In his youth, he was dedicated to archaeology and served as an assistant professor at the University of Seville. He became a member of the Real Academia Sevillana de Buenas Letras.
Aligned with the Conservative Party, he obtained a seat as a deputy for the electoral district of Utrera following the 1903 elections. In the elections of 1907, 1910, 1914, 1916, 1918, and 1919 he was re-elected as a deputy for Sanlúcar la Mayor. He held the post of prosecutor of the Supreme Court (equivalent to the current Prosecutor General of the State) from 16 June to 14 November 1917.

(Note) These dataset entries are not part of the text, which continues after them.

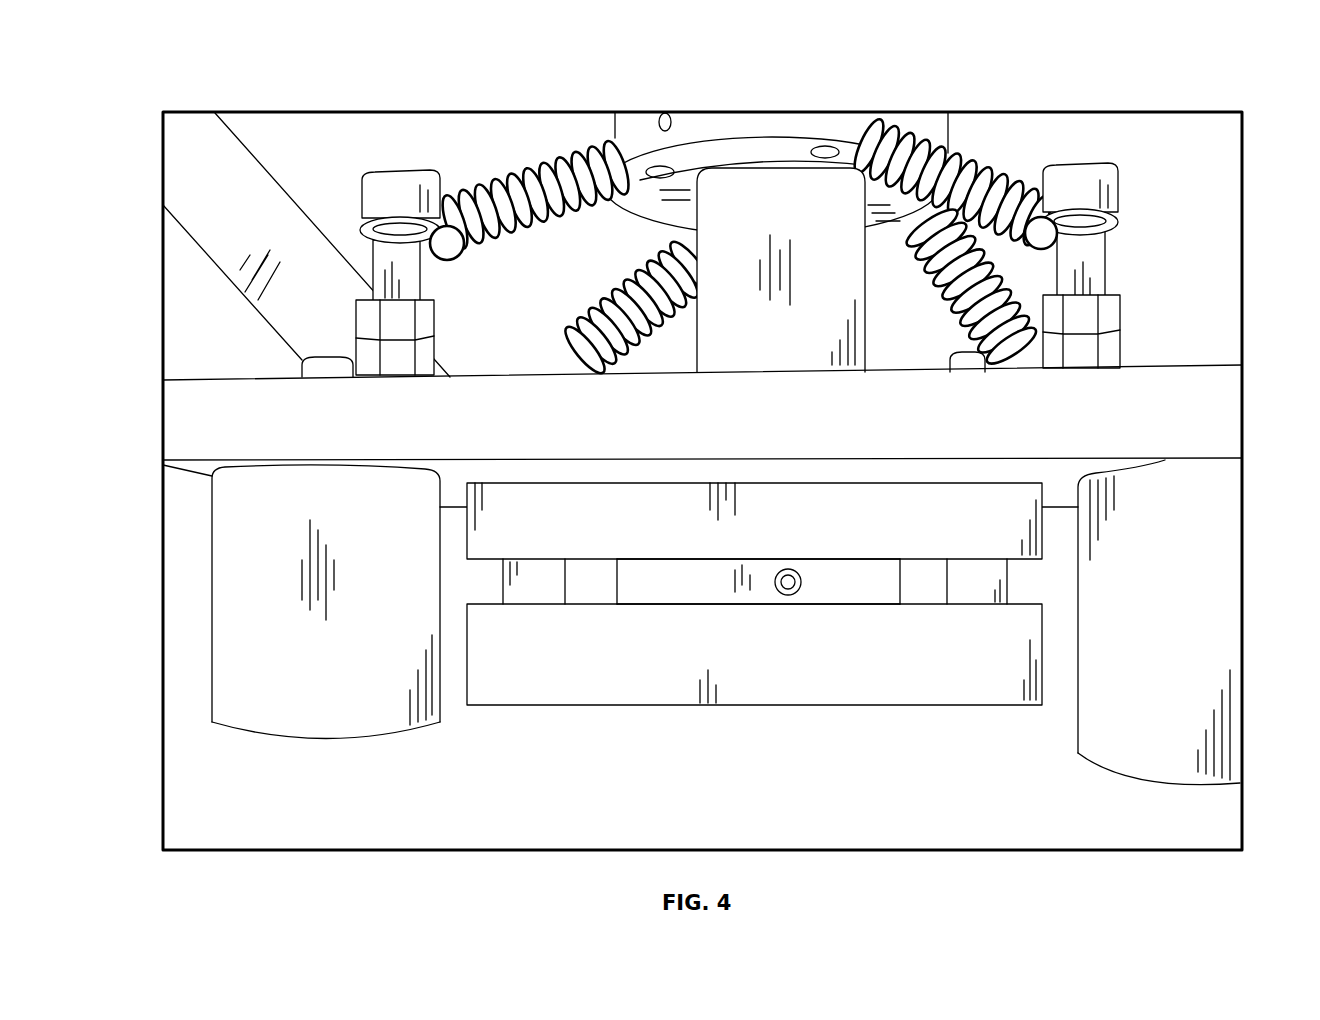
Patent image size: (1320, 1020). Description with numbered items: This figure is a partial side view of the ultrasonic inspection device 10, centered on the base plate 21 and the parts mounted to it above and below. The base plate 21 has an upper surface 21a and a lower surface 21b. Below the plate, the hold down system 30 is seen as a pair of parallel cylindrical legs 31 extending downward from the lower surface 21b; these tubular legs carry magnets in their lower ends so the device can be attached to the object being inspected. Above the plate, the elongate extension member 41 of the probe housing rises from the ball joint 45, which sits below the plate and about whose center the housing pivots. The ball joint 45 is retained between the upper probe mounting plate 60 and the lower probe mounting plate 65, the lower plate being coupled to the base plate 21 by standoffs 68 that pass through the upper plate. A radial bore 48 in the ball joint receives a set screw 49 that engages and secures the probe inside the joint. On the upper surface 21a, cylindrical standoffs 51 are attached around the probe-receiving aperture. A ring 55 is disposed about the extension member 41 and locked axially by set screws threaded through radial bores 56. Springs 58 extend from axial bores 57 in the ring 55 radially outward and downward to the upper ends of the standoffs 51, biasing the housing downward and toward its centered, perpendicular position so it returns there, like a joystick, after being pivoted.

The ultrasonic inspection device 10 is at (183, 88).
The base plate 21 is at (733, 417).
The upper surface 21a is at (1228, 366).
The lower surface 21b is at (1157, 464).
The hold down system 30 is at (755, 622).
The legs 31 is at (254, 737).
The extension member 41 is at (760, 368).
The ball joint 45 is at (703, 600).
The bore 48 is at (800, 588).
The set screw 49 is at (785, 596).
The standoffs 51 is at (395, 172).
The ring 55 is at (805, 120).
The bores 56 is at (662, 112).
The bores 57 is at (820, 162).
The springs 58 is at (503, 175).
The upper probe mounting plate 60 is at (795, 533).
The lower probe mounting plate 65 is at (795, 685).
The standoffs 68 is at (538, 600).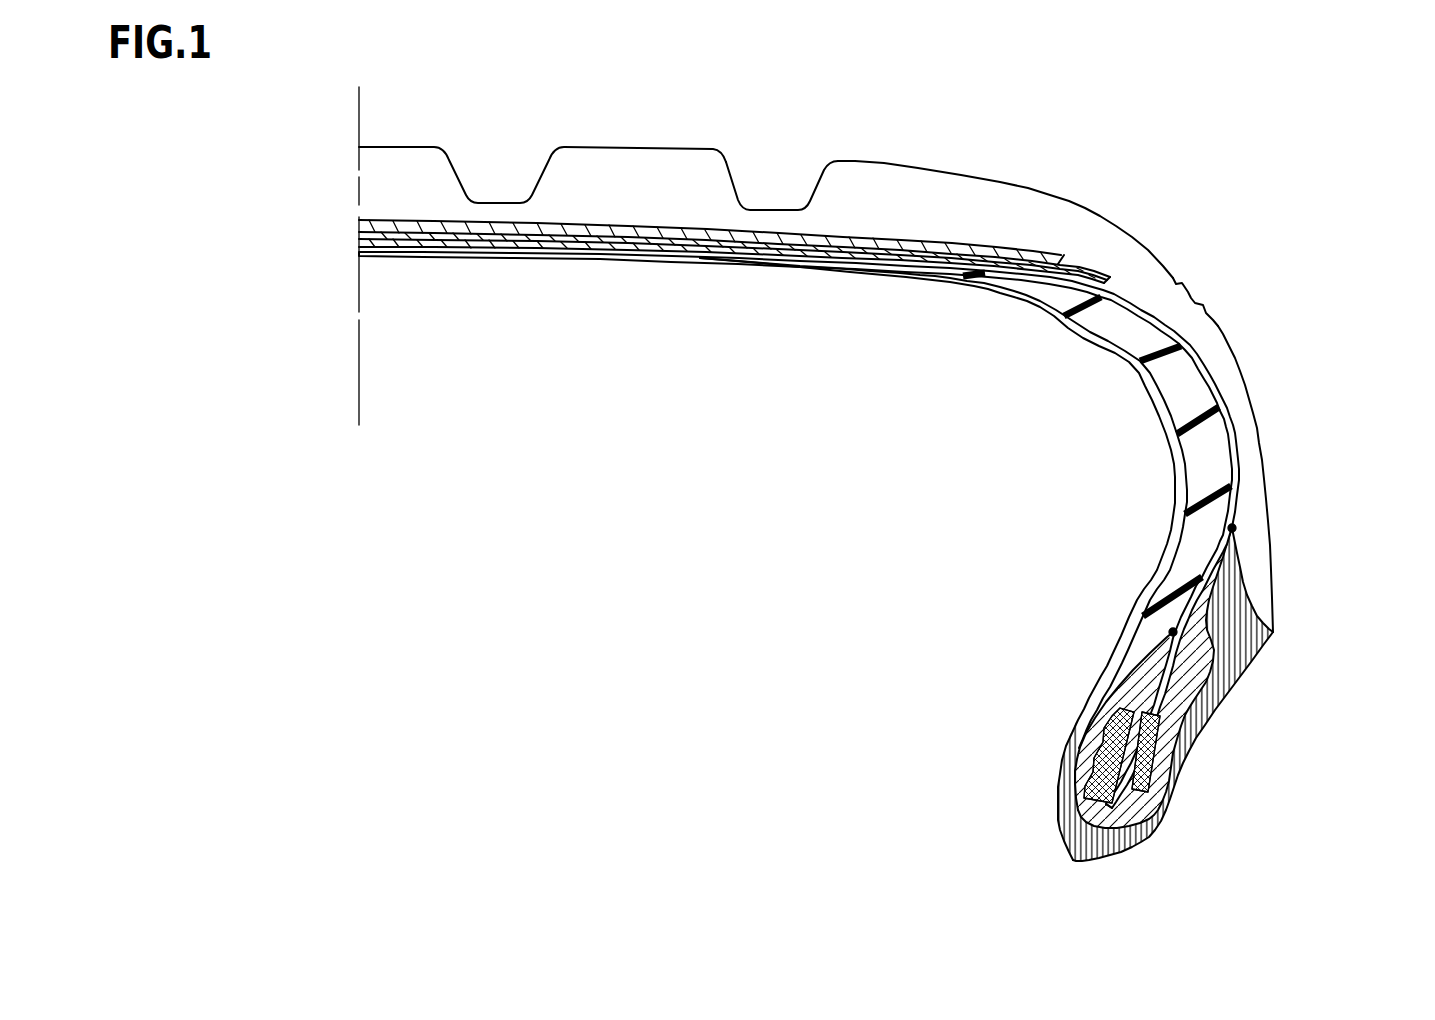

He held the post of Minister of Supplies between 23 July and 28 September 1919 in a Sánchez Toca cabinet. Subsequently, he was the first Minister of Labour, occupying the portfolio between 8 May 1920 and 13 March 1921, in a government presided over by Eduardo Dato. Finally, he would become Minister of Grace and Justice between 4 and 7 December 1922 in a Sánchez Guerra cabinet. Between 1927 and 1930, he was a member of the National Assembly of Primo de Rivera's dictatorship.

In 1927, he was appointed member of the Permanent Commission of the Ibero-American Exposition and in 1930, he was appointed Regional Commissioner-President of the Ibero-American Exposition in Seville.